One scheme that has been very successful in the US is Save More Tomorrow. It’s used with company retirement plans. It doesn’t require employees who sign up to pay anything more immediately, which encourages them to join. Instead, they commit in advance to allocate a portion of their future salary increases towards retirement savings.

French bank BNParibas says Save More Tomorrow “may have helped approximately 15 million Americans significantly boost their savings rate.”

Investing in property: Many elderly people don’t understand that sending your data for storage “in the cloud” isn’t really anything of the kind. Your stuff goes into store in big warehouses scattered around the world. There are now enough of these data centres to constitute a new property asset class.

Two groups dominate this global business: Equinix and Digital Realty. Their shares together have now surged to a total of $100 billion. Most data centre companies are structured as real estate investment trusts for tax reasons.

Analysts say they stand out as a safe haven in difficult times such as these, as they are recession-proof.

Recovery: The Federal Reserve expects a significant rebound in America next year but does not expect it to be powerful enough to fully unwind the decline seen this year. That is likely to result in a very uneven recovery with stocks that do not depend on a physical presence – they do most of their business on-line — doing fine, while lower foot traffic and lower concentration of patrons will weigh on retail and fast casual dining in particular.

Debt: Much of the government support for businesses crushed by lockdowns has come in the form of loans that are to be repaid. Corporate debt levels were high even before the crisis. And governments have hardly begun to decide how they’re going to repay the prodigious amounts they’ve borrowed in a panic. Is anti-Covid a perfect recipe for a global debt crisis?

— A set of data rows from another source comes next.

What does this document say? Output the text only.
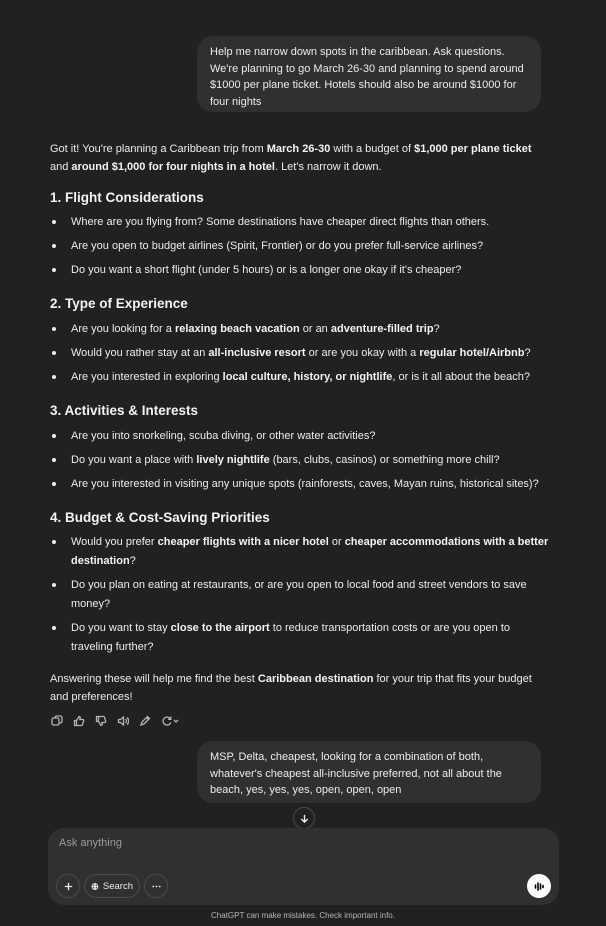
Help me narrow down spots in the caribbean. Ask questions. We're planning to go March 26-30 and planning to spend around $1000 per plane ticket. Hotels should also be around $1000 for four nights
Got it! You're planning a Caribbean trip from March 26-30 with a budget of $1,000 per plane ticket and around $1,000 for four nights in a hotel. Let's narrow it down.
1. Flight Considerations
Where are you flying from? Some destinations have cheaper direct flights than others.
Are you open to budget airlines (Spirit, Frontier) or do you prefer full-service airlines?
Do you want a short flight (under 5 hours) or is a longer one okay if it's cheaper?
2. Type of Experience
Are you looking for a relaxing beach vacation or an adventure-filled trip?
Would you rather stay at an all-inclusive resort or are you okay with a regular hotel/Airbnb?
Are you interested in exploring local culture, history, or nightlife, or is it all about the beach?
3. Activities & Interests
Are you into snorkeling, scuba diving, or other water activities?
Do you want a place with lively nightlife (bars, clubs, casinos) or something more chill?
Are you interested in visiting any unique spots (rainforests, caves, Mayan ruins, historical sites)?
4. Budget & Cost-Saving Priorities
Would you prefer cheaper flights with a nicer hotel or cheaper accommodations with a better destination?
Do you plan on eating at restaurants, or are you open to local food and street vendors to save money?
Do you want to stay close to the airport to reduce transportation costs or are you open to traveling further?
Answering these will help me find the best Caribbean destination for your trip that fits your budget and preferences!
MSP, Delta, cheapest, looking for a combination of both, whatever's cheapest all-inclusive preferred, not all about the beach, yes, yes, yes, open, open, open
Ask anything
Search
ChatGPT can make mistakes. Check important info.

Inflation: The consensus view is that the Covid crisis will do so much damage to supply of goods and services that we’re going to experience deflation, with inflation coming through much later. In the US the market expectation rate for annual inflation five years forward has risen from a mid-March low of 0.86 per cent to 1.54 per cent.

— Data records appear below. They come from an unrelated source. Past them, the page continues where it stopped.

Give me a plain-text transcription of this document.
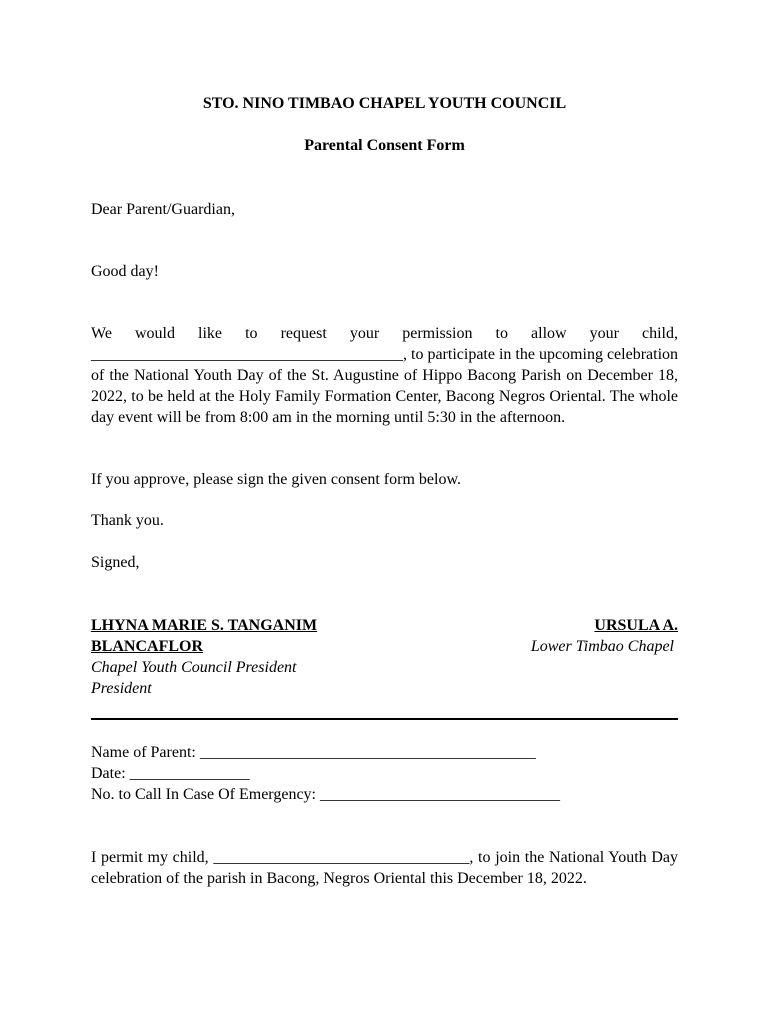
STO. NINO TIMBAO CHAPEL YOUTH COUNCIL
Parental Consent Form
Dear Parent/Guardian,
Good day!
We would like to request your permission to allow your child,
_______________________________________, to participate in the upcoming celebration of the National Youth Day of the St. Augustine of Hippo Bacong Parish on December 18, 2022, to be held at the Holy Family Formation Center, Bacong Negros Oriental. The whole day event will be from 8:00 am in the morning until 5:30 in the afternoon.
If you approve, please sign the given consent form below.
Thank you.
Signed,
LHYNA MARIE S. TANGANIM
BLANCAFLOR
Chapel Youth Council President
President
URSULA A.
Lower Timbao Chapel
Name of Parent: __________________________________________
Date: _______________
No. to Call In Case Of Emergency: ______________________________
I permit my child, ________________________________, to join the National Youth Day celebration of the parish in Bacong, Negros Oriental this December 18, 2022.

Germany: It’s starting to look as if the consensus in favour of shutting down fossil-fuelled power stations is crumbling under pressure from the mounting tide of economic realities. Support for the Green party has plunged from 27 per cent a year ago to 16 per cent.

Robotics: The pandemic’s onerous requirements for safe working for factories such as space between workers will encourage companies to use more automation to replace humans and more “cobots” (collaborative robots) working side-by-side with human workers.

Telecoms: One analyst suggests that the US government’s opposition to China’s Huawei 5G networks appears to be motivated by concerns that they don’t have backdoors installed in the software for the benefit of US national security agencies.